Captain America

Coincidentally, most of my issues with TWS involve Nick Fury. I've ranted about it at length in the past, but here are the two big ones:

The car chase sequence, as a whole, makes no real sense. WS is painted as an expert marksman and unstoppable sniper several times before this chase takes place. Hydra's plan to eliminate Fury using this super sniper? A massive, public, high stakes car chase ending with WS firing a grenade launcher at Fury's car from 20 feet away. What is the purpose of using WS like this? Why would they risk the entire operation in a huge public show instead of having WS casually pop Fury in the head from half a mile away? I understand that sequence is visually impressive, but it just logically makes no sense at all.
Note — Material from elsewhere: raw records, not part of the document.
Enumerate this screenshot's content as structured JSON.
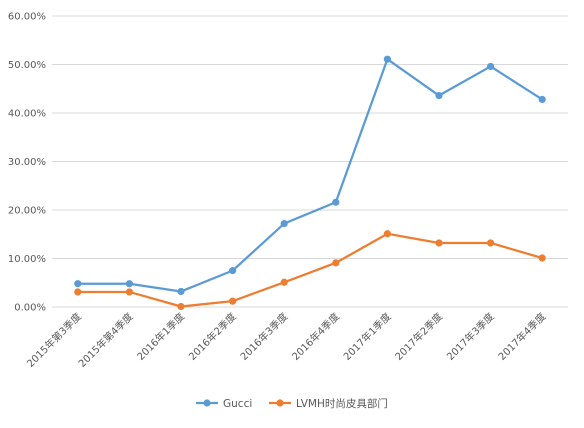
{
  "chart_data": {
    "type": "line",
    "categories": [
      "2015年第3季度",
      "2015年第4季度",
      "2016年1季度",
      "2016年2季度",
      "2016年3季度",
      "2016年4季度",
      "2017年1季度",
      "2017年2季度",
      "2017年3季度",
      "2017年4季度"
    ],
    "series": [
      {
        "name": "Gucci",
        "color": "#5b9bd5",
        "values": [
          4.8,
          4.8,
          3.2,
          7.5,
          17.2,
          21.6,
          51.1,
          43.6,
          49.6,
          42.8
        ]
      },
      {
        "name": "LVMH时尚皮具部门",
        "color": "#ed7d31",
        "values": [
          3.1,
          3.1,
          0.1,
          1.2,
          5.1,
          9.1,
          15.1,
          13.2,
          13.2,
          10.1
        ]
      }
    ],
    "ylim": [
      0,
      60
    ],
    "yticks": [
      0,
      10,
      20,
      30,
      40,
      50,
      60
    ],
    "ytick_labels": [
      "0.00%",
      "10.00%",
      "20.00%",
      "30.00%",
      "40.00%",
      "50.00%",
      "60.00%"
    ],
    "gridlines": true,
    "legend_position": "bottom",
    "title": "",
    "xlabel": "",
    "ylabel": ""
  }
}
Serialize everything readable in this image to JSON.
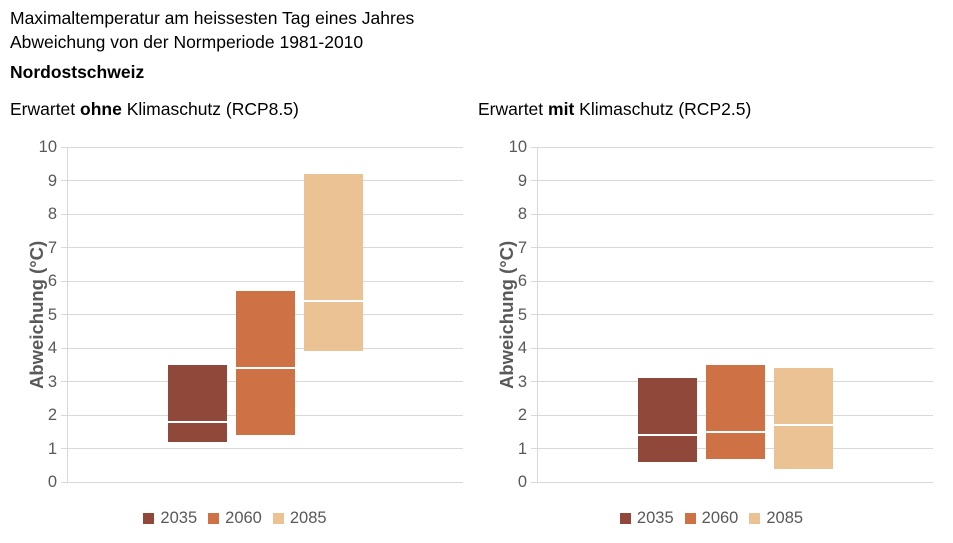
{
  "header": {
    "title_line1": "Maximaltemperatur am heissesten Tag eines Jahres",
    "title_line2": "Abweichung von der Normperiode 1981-2010",
    "region": "Nordostschweiz"
  },
  "colors": {
    "background": "#FFFFFF",
    "title_text": "#000000",
    "axis_text": "#595959",
    "gridline": "#D9D9D9",
    "median_line": "#FFFFFF",
    "bar_2035": "#8F4839",
    "bar_2060": "#CE7245",
    "bar_2085": "#EBC294"
  },
  "chart_data": [
    {
      "type": "bar",
      "variant": "floating-range-bars-with-median",
      "title_parts": [
        "Erwartet ",
        "ohne",
        " Klimaschutz (RCP8.5)"
      ],
      "ylabel": "Abweichung (°C)",
      "ylim": [
        0,
        10
      ],
      "ytick_step": 1,
      "grid": true,
      "legend_position": "bottom",
      "categories": [
        "2035",
        "2060",
        "2085"
      ],
      "series": [
        {
          "name": "2035",
          "low": 1.2,
          "median": 1.8,
          "high": 3.5,
          "color": "#8F4839"
        },
        {
          "name": "2060",
          "low": 1.4,
          "median": 3.4,
          "high": 5.7,
          "color": "#CE7245"
        },
        {
          "name": "2085",
          "low": 3.9,
          "median": 5.4,
          "high": 9.2,
          "color": "#EBC294"
        }
      ]
    },
    {
      "type": "bar",
      "variant": "floating-range-bars-with-median",
      "title_parts": [
        "Erwartet ",
        "mit",
        " Klimaschutz (RCP2.5)"
      ],
      "ylabel": "Abweichung (°C)",
      "ylim": [
        0,
        10
      ],
      "ytick_step": 1,
      "grid": true,
      "legend_position": "bottom",
      "categories": [
        "2035",
        "2060",
        "2085"
      ],
      "series": [
        {
          "name": "2035",
          "low": 0.6,
          "median": 1.4,
          "high": 3.1,
          "color": "#8F4839"
        },
        {
          "name": "2060",
          "low": 0.7,
          "median": 1.5,
          "high": 3.5,
          "color": "#CE7245"
        },
        {
          "name": "2085",
          "low": 0.4,
          "median": 1.7,
          "high": 3.4,
          "color": "#EBC294"
        }
      ]
    }
  ]
}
This one is more structure than plot hole: Nick Fury's survival is revealed too early. Having Nick Fury revealed in the cave, and having he and Cap argue about the future of SHIELD serves no narrative purpose. The film would have been much stronger if they had Cap continue to run the show, as normal, with Maria Hill's assistance straight through the storming of the Triskellion. Fury's reveal should have been him stepping out of the chopper during the hacking sequence. It would have been a much more powerful "you can't stop me" reveal for the character, and would have better shown off Steve's ability to lead the team without Fury's help. Having the audience know Fury is alive, and then follow it up with the "We've got backup coming" line makes it look like Fury has been waiting just out of sight until a cool entrance opportunity shows up. It's silly. It isn't tense or shocking to us, even though it is filmed to look tense and shocking.

The other issues are minor - Fury says he couldn't trust Natasha with the fake assassination plot, though she was perfectly trustworthy to infiltrate the ship at the start of the film to acquire the information Fury suspected would reveal the entire premise. But Hill is somehow above suspicion? Why?

It all just adds up to an oddly paced film. A lot of "strategic decisions" are made specifically to serve the visual experience, and completely fall apart within the logic of the movie.

I still love TWS, and think it's one of the most impressive film experiences out of the MCU (right behind Avengers in the category of pure "oh shit, did they really?" moments). But it's the kind of thing I want to watch a little drunk, where I don't notice the narrative as much.